The authors conducted a bunch of experiments in successfully demonstrating a technical separation between meaning-making and what is basically fancy predictive texting and show how it conforms to one of the oldest mistakes in the book; mistaking correlation for causation. Or, in their own words, ‘statistical likelihood for meaning.’ GPT-3 can’t make meaning because it has no internalised understanding of the collations it performs any more than a printer understands a paper-cut. It may be a threat to copywriters where artistry or sophistication is not required such as in advertising or instruction texts but it’s not convincing enough at scale to pass for human writing. The authors speculate that we might see ‘cut and paste’ replaced with ‘prompt and collate’ but only in the type of industries heavily reliant on cutting and pasting in the first place.
One final thing I like is the idea of a ‘least unsuccessful AI.’ One of the big factors in AI hype is this sense of inevitability in speed, power and accuracy. Critically repositioning GPT-3 as the ‘least unsuccessful’ AI is a good way of bringing it all down a notch which I might borrow. The AI that gets us will be the least unsuccessful AI.
Short Stuff
I opened up Evernote to draw check some links for the above and found they have once again done an update that completely shatters my organisational system. They also removed the ability to save documents opened in other programmes and since I can’t stand Evernote’s annotation system I’m sort of stuck without being able to annotate things I read or even find them again now. Do you have a good system for saving, organising, searching through and annotating papers, articles etc? Preferably one with a webclipper like Evernote? But one that allows me to highlight text (bafflingly not a feature in Evernote, just the wobbly, free-hand highlighter) and search by author (of the paper)?
- More machine learning hype; not really anything qualitatively meaningful here but OpenAI (the very much not open company behind GPT-3) has also been messing around with music for some reason.
- Well, ok the reason is pretty obvious, it’s part of a larger ideology of proving that everything – art, writing, music etc. – is computable and thus knowable and thus controllable and thus can be industrialised and exploited for profit. See last week’s post for the same thing but for a planet.
- I also read Ground Truth to Fake Geographies by Abelardo Gil-Fournier and Jussi Parikka. I can’t claim to understand any more than half of it but it introduced me to Google’s PlaNet project. It’s super interesting on models and truth, but one of those papers that’s 1% on the too-dense side.
- Long read on How Eugenics Shape Statistics via long-time fan and diagram meme diva David Benque.
- Thinking about mistaking statistical likelihood for meaning I wonder if there’s instances of where it happens the other way round?
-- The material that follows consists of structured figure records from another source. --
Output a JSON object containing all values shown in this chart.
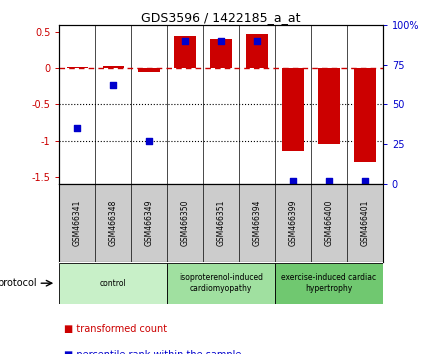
{
  "title": "GDS3596 / 1422185_a_at",
  "samples": [
    "GSM466341",
    "GSM466348",
    "GSM466349",
    "GSM466350",
    "GSM466351",
    "GSM466394",
    "GSM466399",
    "GSM466400",
    "GSM466401"
  ],
  "transformed_count": [
    0.02,
    0.03,
    -0.05,
    0.45,
    0.4,
    0.47,
    -1.15,
    -1.05,
    -1.3
  ],
  "percentile_rank": [
    35,
    62,
    27,
    90,
    90,
    90,
    2,
    2,
    2
  ],
  "groups": [
    {
      "label": "control",
      "start": 0,
      "end": 3,
      "color": "#c8f0c8"
    },
    {
      "label": "isoproterenol-induced\ncardiomyopathy",
      "start": 3,
      "end": 6,
      "color": "#a0e0a0"
    },
    {
      "label": "exercise-induced cardiac\nhypertrophy",
      "start": 6,
      "end": 9,
      "color": "#70c870"
    }
  ],
  "bar_color": "#cc0000",
  "scatter_color": "#0000cc",
  "ylim_left": [
    -1.6,
    0.6
  ],
  "ylim_right": [
    0,
    100
  ],
  "yticks_left": [
    -1.5,
    -1.0,
    -0.5,
    0.0,
    0.5
  ],
  "yticks_right": [
    0,
    25,
    50,
    75,
    100
  ],
  "hline_y": 0,
  "dotted_hlines": [
    -0.5,
    -1.0
  ],
  "bar_width": 0.6,
  "background_color": "#ffffff"
}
Where something meaningful happens or is communicated but it is just dismissed as probability?
- Did you see Crystal’s great lecture on the early days of CERN? She’s so good, how is she so good?
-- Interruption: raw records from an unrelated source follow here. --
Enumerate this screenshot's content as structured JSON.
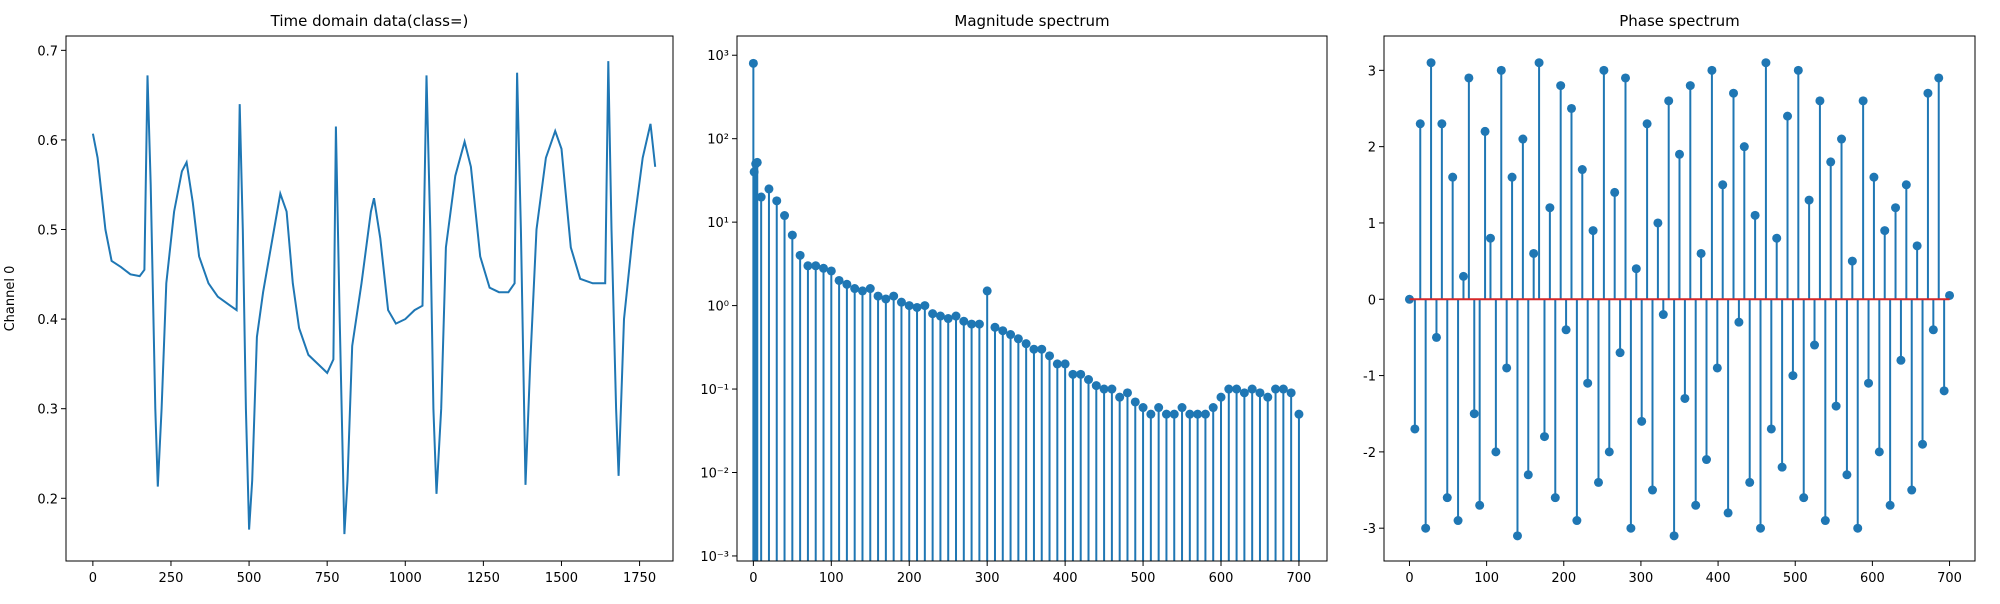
{
  "chart_data": [
    {
      "type": "line",
      "title": "Time domain data(class=)",
      "y_label": "Channel 0",
      "color": "#1f77b4",
      "x": [
        0,
        15,
        40,
        60,
        90,
        120,
        150,
        165,
        175,
        185,
        200,
        208,
        220,
        235,
        260,
        285,
        300,
        320,
        340,
        370,
        400,
        440,
        460,
        470,
        480,
        490,
        500,
        510,
        525,
        545,
        570,
        600,
        620,
        640,
        660,
        690,
        720,
        750,
        770,
        778,
        790,
        805,
        815,
        830,
        860,
        890,
        900,
        920,
        945,
        970,
        1000,
        1030,
        1055,
        1068,
        1080,
        1090,
        1100,
        1115,
        1130,
        1160,
        1190,
        1210,
        1240,
        1270,
        1300,
        1330,
        1350,
        1358,
        1370,
        1385,
        1400,
        1420,
        1450,
        1480,
        1500,
        1530,
        1560,
        1600,
        1640,
        1650,
        1660,
        1675,
        1683,
        1700,
        1730,
        1760,
        1785,
        1800
      ],
      "values": [
        0.607,
        0.58,
        0.5,
        0.465,
        0.458,
        0.45,
        0.448,
        0.455,
        0.672,
        0.55,
        0.3,
        0.213,
        0.3,
        0.44,
        0.52,
        0.565,
        0.575,
        0.53,
        0.47,
        0.44,
        0.425,
        0.415,
        0.41,
        0.64,
        0.5,
        0.3,
        0.165,
        0.22,
        0.38,
        0.43,
        0.48,
        0.54,
        0.52,
        0.44,
        0.39,
        0.36,
        0.35,
        0.34,
        0.355,
        0.615,
        0.4,
        0.16,
        0.22,
        0.37,
        0.44,
        0.52,
        0.535,
        0.49,
        0.41,
        0.395,
        0.4,
        0.41,
        0.415,
        0.672,
        0.5,
        0.3,
        0.205,
        0.3,
        0.48,
        0.56,
        0.598,
        0.57,
        0.47,
        0.435,
        0.43,
        0.43,
        0.44,
        0.675,
        0.5,
        0.215,
        0.35,
        0.5,
        0.58,
        0.61,
        0.59,
        0.48,
        0.445,
        0.44,
        0.44,
        0.688,
        0.5,
        0.3,
        0.225,
        0.4,
        0.5,
        0.58,
        0.618,
        0.57
      ],
      "xlim": [
        -86,
        1857
      ],
      "ylim": [
        0.13,
        0.716
      ],
      "xticks": [
        0,
        250,
        500,
        750,
        1000,
        1250,
        1500,
        1750
      ],
      "yticks": [
        0.2,
        0.3,
        0.4,
        0.5,
        0.6,
        0.7
      ]
    },
    {
      "type": "stem",
      "title": "Magnitude spectrum",
      "color": "#1f77b4",
      "log_y": true,
      "x": [
        0,
        1,
        3,
        5,
        10,
        20,
        30,
        40,
        50,
        60,
        70,
        80,
        90,
        100,
        110,
        120,
        130,
        140,
        150,
        160,
        170,
        180,
        190,
        200,
        210,
        220,
        230,
        240,
        250,
        260,
        270,
        280,
        290,
        300,
        310,
        320,
        330,
        340,
        350,
        360,
        370,
        380,
        390,
        400,
        410,
        420,
        430,
        440,
        450,
        460,
        470,
        480,
        490,
        500,
        510,
        520,
        530,
        540,
        550,
        560,
        570,
        580,
        590,
        600,
        610,
        620,
        630,
        640,
        650,
        660,
        670,
        680,
        690,
        700
      ],
      "values": [
        800,
        40,
        50,
        52,
        20,
        25,
        18,
        12,
        7,
        4,
        3,
        3,
        2.8,
        2.6,
        2,
        1.8,
        1.6,
        1.5,
        1.6,
        1.3,
        1.2,
        1.3,
        1.1,
        1.0,
        0.95,
        1.0,
        0.8,
        0.75,
        0.7,
        0.75,
        0.65,
        0.6,
        0.6,
        1.5,
        0.55,
        0.5,
        0.45,
        0.4,
        0.35,
        0.3,
        0.3,
        0.25,
        0.2,
        0.2,
        0.15,
        0.15,
        0.13,
        0.11,
        0.1,
        0.1,
        0.08,
        0.09,
        0.07,
        0.06,
        0.05,
        0.06,
        0.05,
        0.05,
        0.06,
        0.05,
        0.05,
        0.05,
        0.06,
        0.08,
        0.1,
        0.1,
        0.09,
        0.1,
        0.09,
        0.08,
        0.1,
        0.1,
        0.09,
        0.05
      ],
      "xlim": [
        -21,
        736
      ],
      "ylim": [
        0.00087,
        1700
      ],
      "xticks": [
        0,
        100,
        200,
        300,
        400,
        500,
        600,
        700
      ],
      "yticks": [
        {
          "value": 0.001,
          "label": "10⁻³"
        },
        {
          "value": 0.01,
          "label": "10⁻²"
        },
        {
          "value": 0.1,
          "label": "10⁻¹"
        },
        {
          "value": 1,
          "label": "10⁰"
        },
        {
          "value": 10,
          "label": "10¹"
        },
        {
          "value": 100,
          "label": "10²"
        },
        {
          "value": 1000,
          "label": "10³"
        }
      ]
    },
    {
      "type": "stem",
      "title": "Phase spectrum",
      "color": "#1f77b4",
      "baseline_color": "#d62728",
      "x": [
        0,
        7,
        14,
        21,
        28,
        35,
        42,
        49,
        56,
        63,
        70,
        77,
        84,
        91,
        98,
        105,
        112,
        119,
        126,
        133,
        140,
        147,
        154,
        161,
        168,
        175,
        182,
        189,
        196,
        203,
        210,
        217,
        224,
        231,
        238,
        245,
        252,
        259,
        266,
        273,
        280,
        287,
        294,
        301,
        308,
        315,
        322,
        329,
        336,
        343,
        350,
        357,
        364,
        371,
        378,
        385,
        392,
        399,
        406,
        413,
        420,
        427,
        434,
        441,
        448,
        455,
        462,
        469,
        476,
        483,
        490,
        497,
        504,
        511,
        518,
        525,
        532,
        539,
        546,
        553,
        560,
        567,
        574,
        581,
        588,
        595,
        602,
        609,
        616,
        623,
        630,
        637,
        644,
        651,
        658,
        665,
        672,
        679,
        686,
        693,
        700
      ],
      "values": [
        0,
        -1.7,
        2.3,
        -3.0,
        3.1,
        -0.5,
        2.3,
        -2.6,
        1.6,
        -2.9,
        0.3,
        2.9,
        -1.5,
        -2.7,
        2.2,
        0.8,
        -2.0,
        3.0,
        -0.9,
        1.6,
        -3.1,
        2.1,
        -2.3,
        0.6,
        3.1,
        -1.8,
        1.2,
        -2.6,
        2.8,
        -0.4,
        2.5,
        -2.9,
        1.7,
        -1.1,
        0.9,
        -2.4,
        3.0,
        -2.0,
        1.4,
        -0.7,
        2.9,
        -3.0,
        0.4,
        -1.6,
        2.3,
        -2.5,
        1.0,
        -0.2,
        2.6,
        -3.1,
        1.9,
        -1.3,
        2.8,
        -2.7,
        0.6,
        -2.1,
        3.0,
        -0.9,
        1.5,
        -2.8,
        2.7,
        -0.3,
        2.0,
        -2.4,
        1.1,
        -3.0,
        3.1,
        -1.7,
        0.8,
        -2.2,
        2.4,
        -1.0,
        3.0,
        -2.6,
        1.3,
        -0.6,
        2.6,
        -2.9,
        1.8,
        -1.4,
        2.1,
        -2.3,
        0.5,
        -3.0,
        2.6,
        -1.1,
        1.6,
        -2.0,
        0.9,
        -2.7,
        1.2,
        -0.8,
        1.5,
        -2.5,
        0.7,
        -1.9,
        2.7,
        -0.4,
        2.9,
        -1.2,
        0.05
      ],
      "xlim": [
        -33,
        733
      ],
      "ylim": [
        -3.43,
        3.45
      ],
      "xticks": [
        0,
        100,
        200,
        300,
        400,
        500,
        600,
        700
      ],
      "yticks": [
        -3,
        -2,
        -1,
        0,
        1,
        2,
        3
      ]
    }
  ]
}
- New Blender stuff is coming with 2.91 including editable volumes, finally, finally a boolean system that maybe works and ‘fuzzy search’ which gives you inexact matches for things you might be looking for in Blender’s labyrinthine features.
This week’s going to be busy. I don’t find busy-ness to be produced by a quantity of work. I can plan for quantity; eg. if I have to write 5000 words (which I do) I know how long that will take and can plan for it (which I haven’t). I find actual busy-ness tends to emerge for me when I have to deal with a mutually contradictory set of tasks or decisions. There are a lot of tasks and decisions this week that, while on the surface quite simple, will require some careful processing and analysis to avoid having to double-back and retrace my steps. This makes the length of the tasks difficult to discern because it’s more like tacking in changing conditions than a long straight line. Do you know what I mean?
‘Oh yes, very coded Tobias, very sophisticated and smart.’ Thank you.